The following conclusions have been drawn on the basis of
the study:
i) The internationally recognised HDM-4 pavement
deterioration models need to be calibrated for LVR
in local conditions of India, as large variations are
found between the suggested calibration factors for
initiation and progression of various pavement
deterioration models in this study and the corresponding default HDM-4 calibration factors as unity.
ii) The ‘window’ monitoring techniques as explained in
this study will be useful for calibration of HDM-4
pavement distress models in the absence of
availability of any long-term historical pavement
performance data and an immediate need for
development of pavement deterioration models.
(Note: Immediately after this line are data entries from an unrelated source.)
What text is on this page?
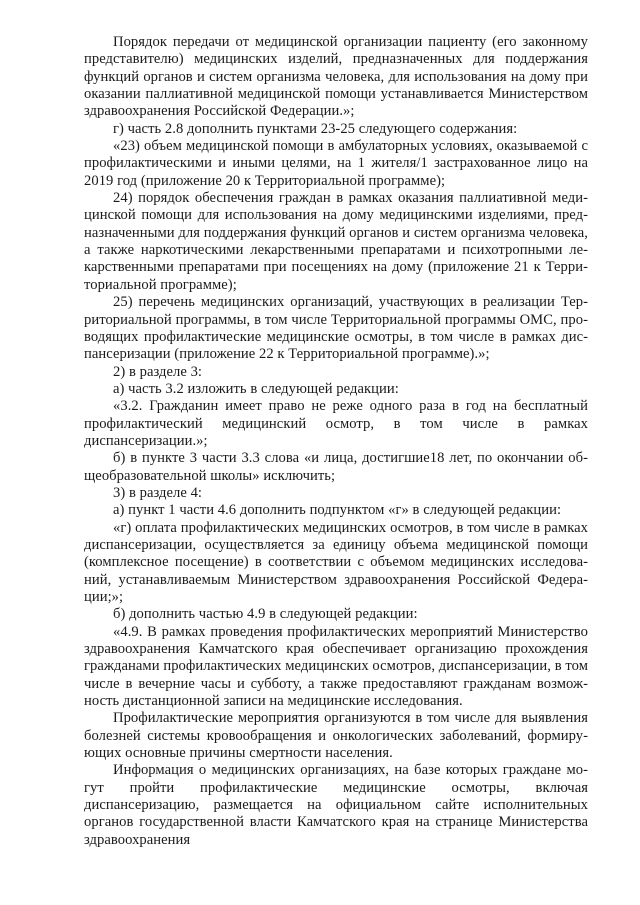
Порядок передачи от медицинской организации пациенту (его законному представителю) медицинских изделий, предназначенных для поддержания функций органов и систем организма человека, для использования на дому при оказании паллиативной медицинской помощи устанавливается Министерством здравоохранения Российской Федерации.»;

г) часть 2.8 дополнить пунктами 23-25 следующего содержания:

«23) объем медицинской помощи в амбулаторных условиях, оказываемой с профилактическими и иными целями, на 1 жителя/1 застрахованное лицо на 2019 год (приложение 20 к Территориальной программе);

24) порядок обеспечения граждан в рамках оказания паллиативной медицинской помощи для использования на дому медицинскими изделиями, предназначенными для поддержания функций органов и систем организма человека, а также наркотическими лекарственными препаратами и психотропными лекарственными препаратами при посещениях на дому (приложение 21 к Территориальной программе);

25) перечень медицинских организаций, участвующих в реализации Территориальной программы, в том числе Территориальной программы ОМС, проводящих профилактические медицинские осмотры, в том числе в рамках диспансеризации (приложение 22 к Территориальной программе).»;

2) в разделе 3:

а) часть 3.2 изложить в следующей редакции:

«3.2. Гражданин имеет право не реже одного раза в год на бесплатный профилактический медицинский осмотр, в том числе в рамках диспансеризации.»;

б) в пункте 3 части 3.3 слова «и лица, достигшие18 лет, по окончании общеобразовательной школы» исключить;

3) в разделе 4:

а) пункт 1 части 4.6 дополнить подпунктом «г» в следующей редакции:

«г) оплата профилактических медицинских осмотров, в том числе в рамках диспансеризации, осуществляется за единицу объема медицинской помощи (комплексное посещение) в соответствии с объемом медицинских исследований, устанавливаемым Министерством здравоохранения Российской Федерации;»;

б) дополнить частью 4.9 в следующей редакции:

«4.9. В рамках проведения профилактических мероприятий Министерство здравоохранения Камчатского края обеспечивает организацию прохождения гражданами профилактических медицинских осмотров, диспансеризации, в том числе в вечерние часы и субботу, а также предоставляют гражданам возможность дистанционной записи на медицинские исследования.

Профилактические мероприятия организуются в том числе для выявления болезней системы кровообращения и онкологических заболеваний, формирующих основные причины смертности населения.

Информация о медицинских организациях, на базе которых граждане могут пройти профилактические медицинские осмотры, включая диспансеризацию, размещается на официальном сайте исполнительных органов государственной власти Камчатского края на странице Министерства здравоохранения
iii) The validity of suggested models has been checked
to test their efficacy by comparing the distress
predictions made by the calibrated deterioration
models with those actually observed on the selected
pavement sections in plain, rolling and mountainous
terrains.
iv) The calibrated HDM-4 pavement deterioration
models in this study can be used for the prediction
of distresses and developing optimal maintenance

management strategies for LVR in different terrains
of India.
v) The results of the proposed performance model
calibration recommendations will also be useful in
other parts of India and in South-Asian countries
nearby having similar geographical and environmental conditions.